Interpreting LLM-as-a-Judge Policies via Verifiable Global Explanations
Jasmina Gajcin, Erik Miehling, Rahul Nair, Elizabeth Daly, Radu Marinescu, Seshu Tirupathi
TL;DR
The paper tackles opacity in LLM-as-a-Judge decisions by introducing CLoVE for generating verifiable local, contrastive concepts and GloVE for distilling these into a global, faithful policy. GloVE represents local explanations as a $K$-partite graph, then iteratively clusters, labels, and verifies concepts with a FactReasoner to produce concise, rule-based global explanations. Across seven harm-detection datasets, GloVE demonstrates high fidelity to the original LLM decisions and robust performance under paraphrasing and basic adversarial attacks, with a user study indicating modest gains in perceived usefulness. This work advances transparent, interpretable governance of LLM-based judgments and has practical implications for safer, more accountable deployments.
Abstract
Using LLMs to evaluate text, that is, LLM-as-a-judge, is increasingly being used at scale to augment or even replace human annotations. As such, it is imperative that we understand the potential biases and risks of doing so. In this work, we propose an approach for extracting high-level concept-based global policies from LLM-as-a-Judge. Our approach consists of two algorithms: 1) CLoVE (Contrastive Local Verifiable Explanations), which generates verifiable, concept-based, contrastive local explanations and 2) GloVE (Global Verifiable Explanations), which uses iterative clustering, summarization and verification to condense local rules into a global policy.
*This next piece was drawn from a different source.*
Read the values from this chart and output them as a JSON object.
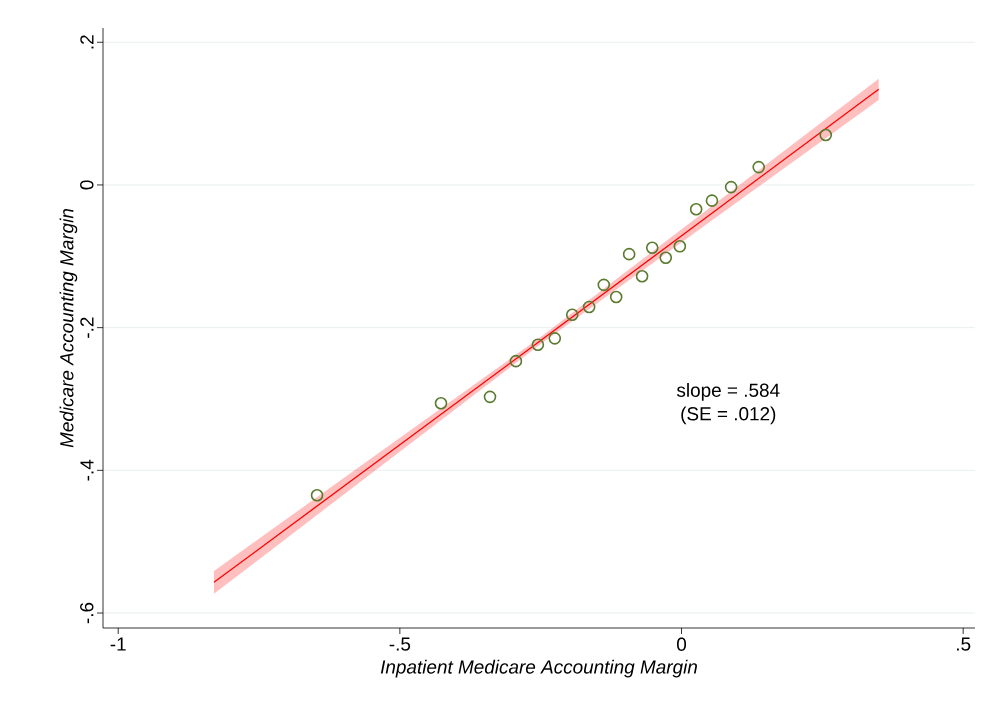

We evaluate GloVE on seven standard benchmarking datasets for content harm detection. We find that the extracted global policies are highly faithful to decisions of the LLM-as-a-Judge. Additionally, we evaluated the robustness of global policies to text perturbations and adversarial attacks. Finally, we conducted a user study to evaluate user understanding and satisfaction with global policies.